La idea de Yarvin no es conquistar la hegemonía cultural como proponía Gramsci sino cambiar la estructura misma del poder.

En principio, fueron ideas que circulaban en las periferias de internet hasta que penetraron en las élites tecnológicas como las de Peter Thiel, un multimillonario crítico con la democracia y preocupado por el estancamiento de Occidente ante los avances de China.

Una figura clave en la evolución del pensamiento ultraconservador es el vicepresidente J.D. Vance, que representa el nacionalismo económico y cultural de la nueva derecha republicana. Estas ideas han pasado del universo etéreo de los blogs al entorno político de Donald Trump.

El trumpismo ha ganado muchos adeptos y ha recibido multimillonarias donaciones para cambiar la misma­ gestión democrática de la política. Elon Musk es uno de ellos. Sostienen, y Trump lo explicita con frecuencia, que la política es fuerza y dinero. Si hace falta se tejen alianzas con viejos enemigos y se distancia de los aliados.

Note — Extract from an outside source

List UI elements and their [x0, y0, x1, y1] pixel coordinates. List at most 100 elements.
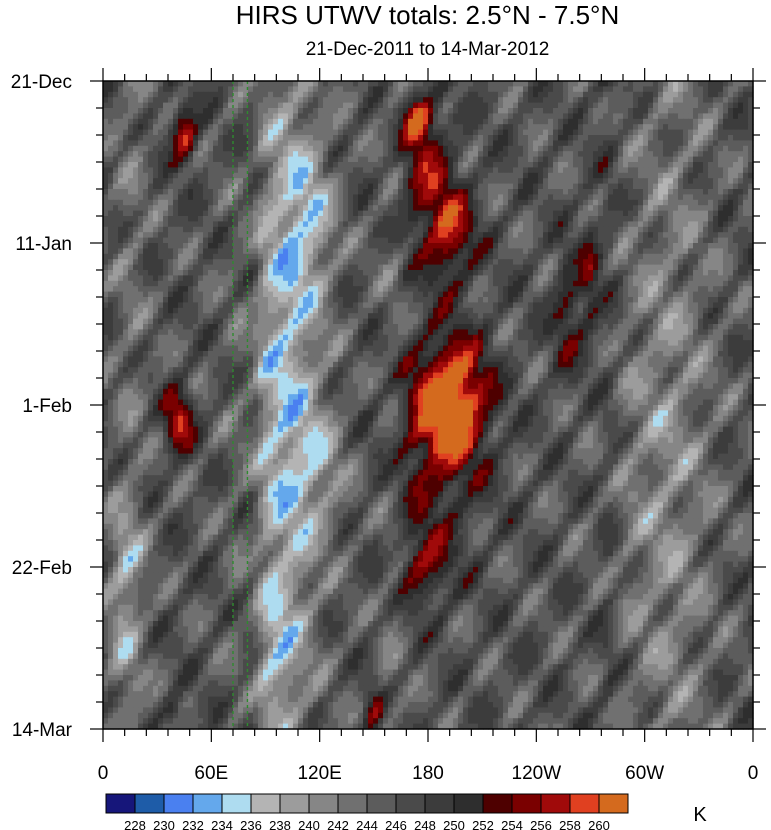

A Rusia no se la critica desde la Casa Blanca. Tampoco desde los partidos de extrema derecha. A China se la teme porque es fuerte. Todas estas fuerzas convergen en debilitar la idea de una Europa social, abierta y respetuosa con el derecho. Si el cambio hacia la reacción se ha producido en Estados Unidos, puede alcanzar a una Europa perdida en su laberinto.